Reed Weimer talks new work, gallery drama and the birth of Navajo Street Art District
Reed Weimer has been integral to the Navajo Street Arts District since its unofficial birth in the early '80s. He and his wife, Chandler Romeo, have worked side-by-side as both artists and landlords in this now-thriving art scene. Weimer -- whose paintings and prints hang in the Denver Art Museum, the Whitney Museum and the Museum of Modern Art in New York -- is now showing new paintings for the first time in several years.
In advance of Weimer's show opening this Friday, July 20 at Z Art. Dept., we spoke with the artist about his process, the evolution of Denver's creative community, and what it's like to be the landlord of a gallery where you once showed your work.
Westword: It's been a while since you've shown your work. Can you talk about what you'll be showing?
I am very happy to get a deadline, so I could finally get some work done -- because apparently, on my own, I don't do more than make plans. The work in this show is a continuation of a body of work that I have been working on for, oh, I don't know, decades?

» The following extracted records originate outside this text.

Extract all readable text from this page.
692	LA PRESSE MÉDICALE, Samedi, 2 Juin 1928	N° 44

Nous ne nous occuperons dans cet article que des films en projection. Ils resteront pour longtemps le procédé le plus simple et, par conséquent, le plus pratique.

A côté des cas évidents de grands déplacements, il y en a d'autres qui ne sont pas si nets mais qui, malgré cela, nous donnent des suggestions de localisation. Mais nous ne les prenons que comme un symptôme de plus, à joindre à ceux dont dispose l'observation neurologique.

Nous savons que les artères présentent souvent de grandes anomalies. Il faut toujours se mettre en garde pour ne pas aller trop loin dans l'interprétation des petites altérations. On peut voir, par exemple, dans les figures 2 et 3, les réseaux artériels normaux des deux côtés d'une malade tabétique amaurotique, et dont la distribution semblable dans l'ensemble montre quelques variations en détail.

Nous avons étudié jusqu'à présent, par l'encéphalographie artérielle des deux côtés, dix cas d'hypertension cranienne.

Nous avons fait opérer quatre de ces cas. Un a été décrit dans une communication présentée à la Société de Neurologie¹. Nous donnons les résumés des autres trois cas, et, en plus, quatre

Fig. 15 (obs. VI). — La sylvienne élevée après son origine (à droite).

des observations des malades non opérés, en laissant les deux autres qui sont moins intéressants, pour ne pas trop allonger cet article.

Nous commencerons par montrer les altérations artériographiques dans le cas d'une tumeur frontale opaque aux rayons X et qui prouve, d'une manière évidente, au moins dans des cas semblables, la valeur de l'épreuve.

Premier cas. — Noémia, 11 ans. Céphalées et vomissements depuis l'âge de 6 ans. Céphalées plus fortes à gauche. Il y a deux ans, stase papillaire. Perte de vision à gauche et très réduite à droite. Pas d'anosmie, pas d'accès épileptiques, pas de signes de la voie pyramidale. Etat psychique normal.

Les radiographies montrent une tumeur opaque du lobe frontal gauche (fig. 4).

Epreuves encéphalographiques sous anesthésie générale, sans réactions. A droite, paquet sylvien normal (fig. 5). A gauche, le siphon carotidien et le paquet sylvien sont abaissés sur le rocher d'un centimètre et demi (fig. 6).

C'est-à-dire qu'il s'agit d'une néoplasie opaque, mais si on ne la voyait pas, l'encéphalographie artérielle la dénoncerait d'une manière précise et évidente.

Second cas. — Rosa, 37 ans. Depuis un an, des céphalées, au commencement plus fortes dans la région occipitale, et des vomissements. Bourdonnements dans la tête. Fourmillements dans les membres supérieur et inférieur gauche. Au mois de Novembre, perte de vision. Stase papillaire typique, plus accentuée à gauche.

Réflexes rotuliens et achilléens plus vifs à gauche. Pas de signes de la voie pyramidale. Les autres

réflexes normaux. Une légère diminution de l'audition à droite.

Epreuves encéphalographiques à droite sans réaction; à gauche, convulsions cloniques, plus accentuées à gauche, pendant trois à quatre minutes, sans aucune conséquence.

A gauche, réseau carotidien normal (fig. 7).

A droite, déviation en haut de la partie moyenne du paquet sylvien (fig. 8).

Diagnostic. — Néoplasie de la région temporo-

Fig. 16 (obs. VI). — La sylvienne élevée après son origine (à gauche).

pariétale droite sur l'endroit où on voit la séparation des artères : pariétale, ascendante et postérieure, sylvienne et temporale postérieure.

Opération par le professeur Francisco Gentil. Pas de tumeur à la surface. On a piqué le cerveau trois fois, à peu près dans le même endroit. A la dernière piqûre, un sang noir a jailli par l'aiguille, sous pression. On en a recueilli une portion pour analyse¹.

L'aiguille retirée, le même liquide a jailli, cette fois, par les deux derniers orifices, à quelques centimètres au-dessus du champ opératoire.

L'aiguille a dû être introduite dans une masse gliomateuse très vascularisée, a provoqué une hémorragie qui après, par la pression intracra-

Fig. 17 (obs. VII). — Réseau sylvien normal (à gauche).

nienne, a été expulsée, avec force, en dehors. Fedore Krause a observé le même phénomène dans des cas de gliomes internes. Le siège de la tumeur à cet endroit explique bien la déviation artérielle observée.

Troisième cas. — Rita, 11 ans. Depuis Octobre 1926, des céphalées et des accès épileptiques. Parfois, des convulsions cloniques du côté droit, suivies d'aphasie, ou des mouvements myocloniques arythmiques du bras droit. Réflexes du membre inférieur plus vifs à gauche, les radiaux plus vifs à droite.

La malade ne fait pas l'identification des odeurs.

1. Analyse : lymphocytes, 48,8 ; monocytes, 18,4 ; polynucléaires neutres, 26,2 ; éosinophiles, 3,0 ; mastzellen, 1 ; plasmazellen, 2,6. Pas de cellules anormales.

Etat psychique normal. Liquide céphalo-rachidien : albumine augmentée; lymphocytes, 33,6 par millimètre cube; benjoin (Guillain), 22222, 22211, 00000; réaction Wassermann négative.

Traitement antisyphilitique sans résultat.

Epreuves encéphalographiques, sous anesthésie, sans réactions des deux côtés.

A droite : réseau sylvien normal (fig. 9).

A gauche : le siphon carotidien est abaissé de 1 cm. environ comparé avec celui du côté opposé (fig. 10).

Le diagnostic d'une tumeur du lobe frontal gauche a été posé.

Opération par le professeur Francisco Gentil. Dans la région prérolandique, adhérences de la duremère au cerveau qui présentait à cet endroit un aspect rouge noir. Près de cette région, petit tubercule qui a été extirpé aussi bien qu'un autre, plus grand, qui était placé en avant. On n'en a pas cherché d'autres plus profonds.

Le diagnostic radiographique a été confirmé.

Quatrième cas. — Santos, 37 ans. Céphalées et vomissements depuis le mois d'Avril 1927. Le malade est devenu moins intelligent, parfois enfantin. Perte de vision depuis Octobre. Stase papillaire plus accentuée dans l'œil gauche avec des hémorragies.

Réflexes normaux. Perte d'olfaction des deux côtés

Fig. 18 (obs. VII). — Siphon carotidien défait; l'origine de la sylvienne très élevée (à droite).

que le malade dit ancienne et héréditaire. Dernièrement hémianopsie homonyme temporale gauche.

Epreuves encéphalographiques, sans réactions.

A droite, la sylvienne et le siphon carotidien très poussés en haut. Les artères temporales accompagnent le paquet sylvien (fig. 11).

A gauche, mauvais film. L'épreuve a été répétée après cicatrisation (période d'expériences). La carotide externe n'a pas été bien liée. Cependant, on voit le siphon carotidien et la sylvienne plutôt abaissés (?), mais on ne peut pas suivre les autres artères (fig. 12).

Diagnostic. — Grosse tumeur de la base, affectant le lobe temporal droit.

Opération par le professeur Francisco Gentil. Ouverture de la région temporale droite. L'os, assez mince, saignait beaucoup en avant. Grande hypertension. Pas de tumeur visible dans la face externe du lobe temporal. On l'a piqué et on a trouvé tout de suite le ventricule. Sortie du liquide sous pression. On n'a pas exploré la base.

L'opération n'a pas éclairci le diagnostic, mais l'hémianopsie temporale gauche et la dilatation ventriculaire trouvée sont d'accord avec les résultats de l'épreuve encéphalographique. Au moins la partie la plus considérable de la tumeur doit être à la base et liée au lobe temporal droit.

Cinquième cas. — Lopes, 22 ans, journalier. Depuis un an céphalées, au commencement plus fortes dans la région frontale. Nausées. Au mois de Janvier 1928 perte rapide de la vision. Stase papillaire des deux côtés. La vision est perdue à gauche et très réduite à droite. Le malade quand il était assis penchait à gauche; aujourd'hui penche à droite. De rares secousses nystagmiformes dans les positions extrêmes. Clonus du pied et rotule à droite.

"Still Life," Reed Weimer.
I made the sketches for these paintings back when I was a schoolteacher. I hang on to everything -- keep all my sketchbooks, keep all of my sketches. And I almost always work from these sketches; I've never been one of those guys who could just walk up to a blank canvas, make a mark and go from there. They're all planned out, part of a series. I like working in series and theme and variation.
That way, when I'm working on something and I get a good idea from a reaction to what I've already done, I can use that in a following piece or some place besides changing what you've already worked on. Otherwise, I think you just end up re-painting the same painting over and over. That wouldn't be good.
This [work I'm showing] is part of a series called "Overgrowth"; it's a formal abstraction based on organic forms -- from microscopic to landscape size, color and texture overlapping in indefinite space. Kinda beatnik stuff, you know? When your earliest memories are of crawling on the linoleum floor and looking at the patterns...
Who gave you this deadline to work from in the first place?
Randy Roberts -- an old, old friend who I've known since 1980 when he was the bartender at Walabi's when we were all punk rockers -- has a gallery (Z Modern.) He had seen some of my work years ago at Dana Cain's "Modernism" show. He said, "Reed, I like your price point and I think you should think about bring some of these down to the gallery." (Laughs)
As rapidly as I could -- two years later -- I finally went down to the gallery thinking, well, I'd like to get some in a bin, or maybe get some of my pieces around the sofas. He sells mid-century collectable furniture, motorcycles, all kinds of stuff. And then he has this art gallery. I wasn't even aiming for the gallery; I just thought, I've got inventory and I need to get it out of the studio.
Randy does business the old-world kind of way; meaning, you don't talk about business for a long time. You talk about everything else. So finally he said, "I can give you a show on these dates," and I said, "Well, right on!" So there's the show.
I stopped showing in galleries a long time ago, because, well, this is just the way it is: Galleries take 50 percent of the money, they all do. That's based on this "Well, that's the way they do it in New York." Apparently, there's no shortage of artists -- artists who want to show in galleries. But there should never be a shortage of artists, or musicians.